Monsenhor Sadoc: 100 anos

Dom Murilo S.R. Krieger, scj

Arcebispo de São Salvador da Bahia e Primaz do Brasil

 

“Aos 13 anos, deixei Santo Amaro, onde tive todos os direitos de viver e sonhar, vivendo o sonho de ser feliz. (…) No seminário fui encontrando novas maneiras de sonhar e acordar para viver. (…) A certa altura, Jesus acenou sorrindo, e também sorrindo o segui. Penetrei no mundo muito sozinho, mas sem medo. Ouvi as palavras do Cristo: Amigo sacerdote, “não fostes vós que me escolhestes, fui eu que vos escolhi, para que vades e produzais frutos e vosso fruto permaneça.”

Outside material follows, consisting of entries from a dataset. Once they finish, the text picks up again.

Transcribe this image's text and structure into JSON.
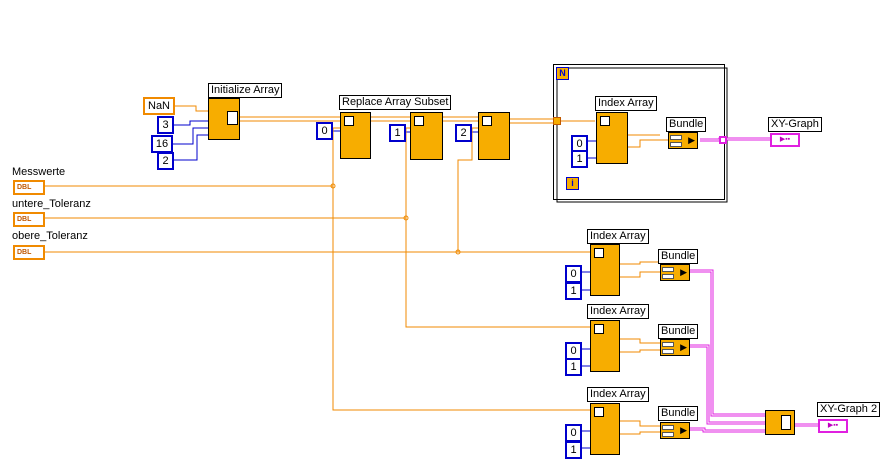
{
  "initialize_array": {
    "label": "Initialize Array"
  },
  "nan_constant": "NaN",
  "dims": [
    "3",
    "16",
    "2"
  ],
  "replace_array_subset": {
    "label": "Replace Array Subset"
  },
  "replace_indices": [
    "0",
    "1",
    "2"
  ],
  "inputs": [
    {
      "label": "Messwerte",
      "type": "DBL"
    },
    {
      "label": "untere_Toleranz",
      "type": "DBL"
    },
    {
      "label": "obere_Toleranz",
      "type": "DBL"
    }
  ],
  "for_loop": {
    "count_terminal": "N",
    "iteration_terminal": "i"
  },
  "index_array": {
    "label": "Index Array"
  },
  "index_constants": [
    "0",
    "1"
  ],
  "bundle": {
    "label": "Bundle"
  },
  "graphs": [
    {
      "label": "XY-Graph"
    },
    {
      "label": "XY-Graph 2"
    }
  ],
  "colors": {
    "orange_wire": "#f08a00",
    "pink_wire": "#e020e0",
    "node_fill": "#f7ad00",
    "const_border": "#0000cc"
  }
}
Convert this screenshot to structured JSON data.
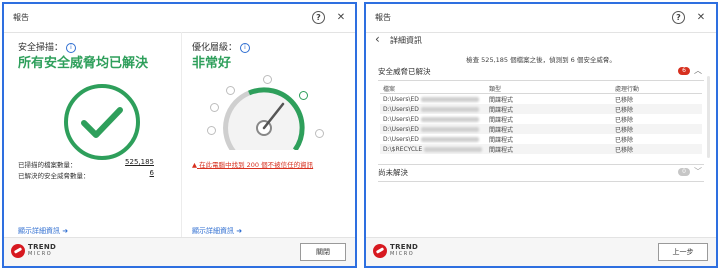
{
  "left": {
    "title": "報告",
    "help_icon": "?",
    "close_icon": "✕",
    "scan_label": "安全掃描：",
    "scan_status": "所有安全威脅均已解決",
    "opt_label": "優化層級：",
    "opt_status": "非常好",
    "stats": [
      {
        "label": "已掃描的檔案數量：",
        "value": "525,185"
      },
      {
        "label": "已解決的安全威脅數量：",
        "value": "6"
      }
    ],
    "warning": "在此電腦中找到 200 個不被信任的資訊",
    "link_left": "顯示詳細資訊",
    "link_right": "顯示詳細資訊",
    "close_button": "關閉",
    "logo_line1": "TREND",
    "logo_line2": "MICRO",
    "colors": {
      "green": "#2e9f5b",
      "warning": "#d7301f",
      "link": "#2f6ed1"
    }
  },
  "right": {
    "title": "報告",
    "help_icon": "?",
    "close_icon": "✕",
    "back_icon": "‹",
    "header": "詳細資訊",
    "summary": "檢查 525,185 個檔案之後，偵測到 6 個安全威脅。",
    "resolved": {
      "label": "安全威脅已解決",
      "count": "6"
    },
    "table": {
      "headers": [
        "檔案",
        "類型",
        "處理行動"
      ],
      "rows": [
        [
          "D:\\Users\\ED",
          "間諜程式",
          "已移除"
        ],
        [
          "D:\\Users\\ED",
          "間諜程式",
          "已移除"
        ],
        [
          "D:\\Users\\ED",
          "間諜程式",
          "已移除"
        ],
        [
          "D:\\Users\\ED",
          "間諜程式",
          "已移除"
        ],
        [
          "D:\\Users\\ED",
          "間諜程式",
          "已移除"
        ],
        [
          "D:\\$RECYCLE",
          "間諜程式",
          "已移除"
        ]
      ]
    },
    "unresolved": {
      "label": "尚未解決",
      "count": "0"
    },
    "prev_button": "上一步",
    "logo_line1": "TREND",
    "logo_line2": "MICRO"
  }
}
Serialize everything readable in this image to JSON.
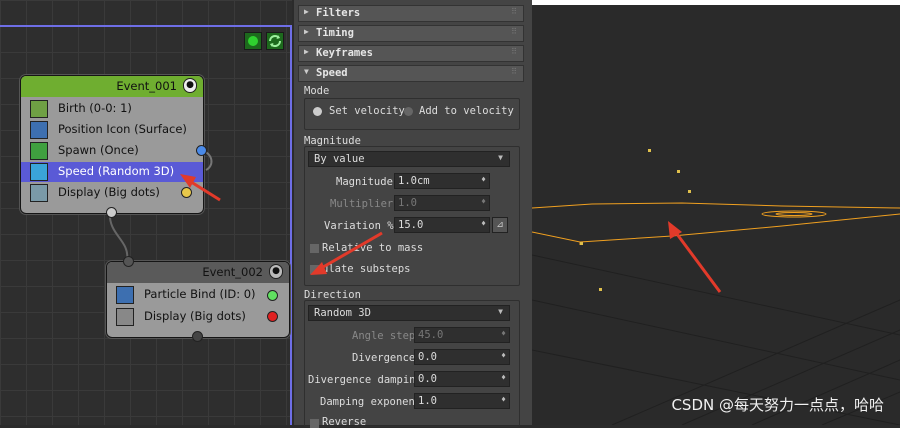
{
  "graph": {
    "event1": {
      "title": "Event_001",
      "operators": [
        {
          "label": "Birth (0-0: 1)",
          "icon": "birth-icon"
        },
        {
          "label": "Position Icon (Surface)",
          "icon": "position-icon"
        },
        {
          "label": "Spawn (Once)",
          "icon": "spawn-icon"
        },
        {
          "label": "Speed (Random 3D)",
          "icon": "speed-icon"
        },
        {
          "label": "Display (Big dots)",
          "icon": "display-icon"
        }
      ]
    },
    "event2": {
      "title": "Event_002",
      "operators": [
        {
          "label": "Particle Bind (ID: 0)",
          "icon": "particle-bind-icon"
        },
        {
          "label": "Display (Big dots)",
          "icon": "display-icon"
        }
      ]
    }
  },
  "panel": {
    "rollouts": [
      "Filters",
      "Timing",
      "Keyframes",
      "Speed"
    ],
    "mode": {
      "label": "Mode",
      "option1": "Set velocity",
      "option2": "Add to velocity"
    },
    "magnitude": {
      "label": "Magnitude",
      "dropdown": "By value",
      "magnitude_label": "Magnitude:",
      "magnitude_value": "1.0cm",
      "multiplier_label": "Multiplier:",
      "multiplier_value": "1.0",
      "variation_label": "Variation %:",
      "variation_value": "15.0",
      "relative_to_mass": "Relative to mass",
      "substeps_visible": "  ulate substeps"
    },
    "direction": {
      "label": "Direction",
      "dropdown": "Random 3D",
      "angle_step_label": "Angle step:",
      "angle_step_value": "45.0",
      "divergence_label": "Divergence:",
      "divergence_value": "0.0",
      "divergence_damping_label": "Divergence damping:",
      "divergence_damping_value": "0.0",
      "damping_exponent_label": "Damping exponent:",
      "damping_exponent_value": "1.0",
      "reverse": "Reverse"
    }
  },
  "watermark": "CSDN @每天努力一点点，哈哈",
  "colors": {
    "event1_header": "#6fae30",
    "event2_header": "#5a5a5a",
    "selected_row": "#5a5ad6",
    "accent_orange": "#f0a020",
    "arrow_red": "#e23a2a"
  }
}
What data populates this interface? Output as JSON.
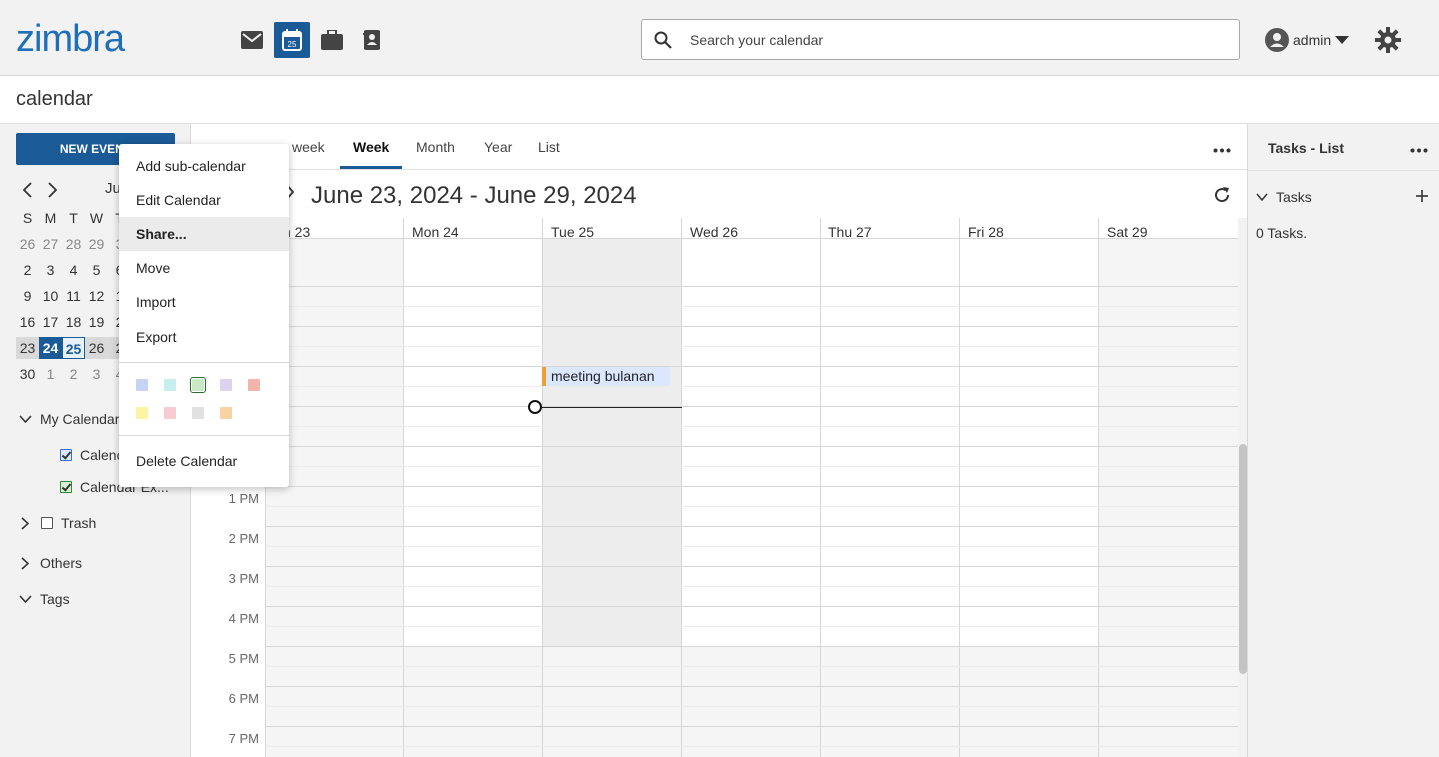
{
  "header": {
    "logo": "zimbra",
    "apps": [
      {
        "name": "mail-icon",
        "active": false
      },
      {
        "name": "calendar-icon",
        "active": true,
        "badge": "25"
      },
      {
        "name": "briefcase-icon",
        "active": false
      },
      {
        "name": "contacts-icon",
        "active": false
      }
    ],
    "search_placeholder": "Search your calendar",
    "user": "admin"
  },
  "app_title": "calendar",
  "left": {
    "new_event": "NEW EVENT",
    "mini_month": "Ju",
    "weekdays": [
      "S",
      "M",
      "T",
      "W",
      "T"
    ],
    "weeks": [
      [
        "26",
        "27",
        "28",
        "29",
        "3"
      ],
      [
        "2",
        "3",
        "4",
        "5",
        "6"
      ],
      [
        "9",
        "10",
        "11",
        "12",
        "1"
      ],
      [
        "16",
        "17",
        "18",
        "19",
        "2"
      ],
      [
        "23",
        "24",
        "25",
        "26",
        "2"
      ],
      [
        "30",
        "1",
        "2",
        "3",
        "4"
      ]
    ],
    "my_calendars": "My Calendar",
    "calendar_1": "Calenc",
    "calendar_2": "Calendar Ex...",
    "trash": "Trash",
    "others": "Others",
    "tags": "Tags"
  },
  "main": {
    "tabs": [
      "week",
      "Week",
      "Month",
      "Year",
      "List"
    ],
    "range_title": "June 23, 2024 - June 29, 2024",
    "days": [
      "n 23",
      "Mon 24",
      "Tue 25",
      "Wed 26",
      "Thu 27",
      "Fri 28",
      "Sat 29"
    ],
    "hours": [
      "1 PM",
      "2 PM",
      "3 PM",
      "4 PM",
      "5 PM",
      "6 PM",
      "7 PM"
    ],
    "event_title": "meeting bulanan"
  },
  "right": {
    "title": "Tasks - List",
    "section": "Tasks",
    "count": "0 Tasks."
  },
  "context_menu": {
    "items": [
      "Add sub-calendar",
      "Edit Calendar",
      "Share...",
      "Move",
      "Import",
      "Export"
    ],
    "delete": "Delete Calendar",
    "swatches_row1": [
      "#c5d4f4",
      "#c9eef0",
      "#c9e8c4",
      "#ddd3ef",
      "#f3b4ac"
    ],
    "swatches_row2": [
      "#fbf4a3",
      "#f6ccd3",
      "#e1e1e1",
      "#f8d3a1"
    ]
  },
  "colors": {
    "brand": "#1a5a96",
    "logo": "#1e6fb8",
    "event_bg": "#dbe6ff",
    "event_border": "#f0a030"
  }
}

Essas são palavras de Mons. Gaspar Sadoc da Natividade, proferidas em 1991, quando celebrava 50 anos de sacerdócio. Palavras que ele poderia repetir hoje, no dia do centenário de seu nascimento. Deixo que ele próprio se apresente: “Aprendi diretamente a ciência da dor recolhendo lágrimas, a ciência da vida partilhando esperanças, o segredo de quase tudo, no amor para com todos.”

Mons. Sadoc não só aprendeu a ciência da dor, mas também a ensina ainda hoje, silenciosamente, a todos que o visitam. De nada ele se queixa. Imóvel, em seu leito transformado em altar, ele nos testemunha que o que nos salva não é o sofrimento, mas o amor. O sofrimento nos permite completar em nossa carne o que falta à paixão de Cristo; já o amor “é paciente…, não leva em conta o mal sofrido…, mas fica alegre com a verdade” (Paulo aos Coríntios). A verdade, para este nosso irmão, é envolvida por “misteriosos e delicados processos da Providência. Deus sempre vence porque é amor”.

A Arquidiocese de São Salvador da Bahia, que um dia acolheu este filho de Santo Amaro, alegra-se hoje com a celebração de seu centenário. Nasce espontânea, no coração de todos nós, a alegre necessidade de agradecer. Em depoimentos e entrevistas, Mons. Sadoc reconhece que Deus foi a razão de seus trabalhos e passos. Por Ele vive e por causa dele trabalhou. Nele está a sua esperança. Ao Senhor, pois, toda a glória, pelos séculos dos séculos!

Mons. Sadoc reconhece a infinita distância entre Cristo Sacerdote e ele próprio. Reconhece que não era e não é digno do sacerdócio que recebeu. Mas tem que reconhecer que seu sacerdócio frutificou. Sente, pois, a necessidade de elevar uma prece de agradecimento ao Senhor por todos os que foram beneficiados por seu ministério. Ele sabe que, utilizando-se dos sacerdotes, Cristo passa pelos caminhos dos homens e das mulheres de todos os tempos. Somos testemunhas: Cristo continua passando pelos caminhos de muitos, através do ministério de Mons. Sadoc. Não importa que esse nosso irmão não possa andar: Cristo pode.

Nós nos perguntamos: como agradecer ao Senhor por este presente que nos deu – e já por 100 anos? Nossas palavras são pobres. Nossos gestos são simples. Nossa oração é imperfeita. Ora, nosso Deus é santo; é “o” santo. Alguém já conseguiu agradar a Deus? Sim, há alguém que LHE agradou e LHE agrada plenamente: Jesus, Seu Filho. Por isso, nos unimos a Jesus Cristo e pedimos que ele assuma os 100 anos de vida sacerdotal de Mons. Sadoc e os ofereça ao Pai.

            Em nome da Arquidiocese, e dos milhares de amigos que Mons. Sadoc colecionou ao longo de sua vida, alegro-me em lhe dizer: Obrigado, Mons. Sadoc, muito obrigado! Obrigado por sua presença em nosso meio, por seus longos anos de atividades pastorais em Salvador, por seu testemunho permanente, por suas palavras sábias e, particularmente, por seu bom humor permanente. Deus o recompense! Experimentamos diariamente o quanto de verdade há em seu depoimento: “Nunca me permiti acomodações ou indiferentismo. Na vanguarda da luta, maior é o perigo de sermos atingidos por ferimentos. Pouco importam os ferimentos, os estilhaços ou as cicatrizes; o que importa é lutar. E o fiz!”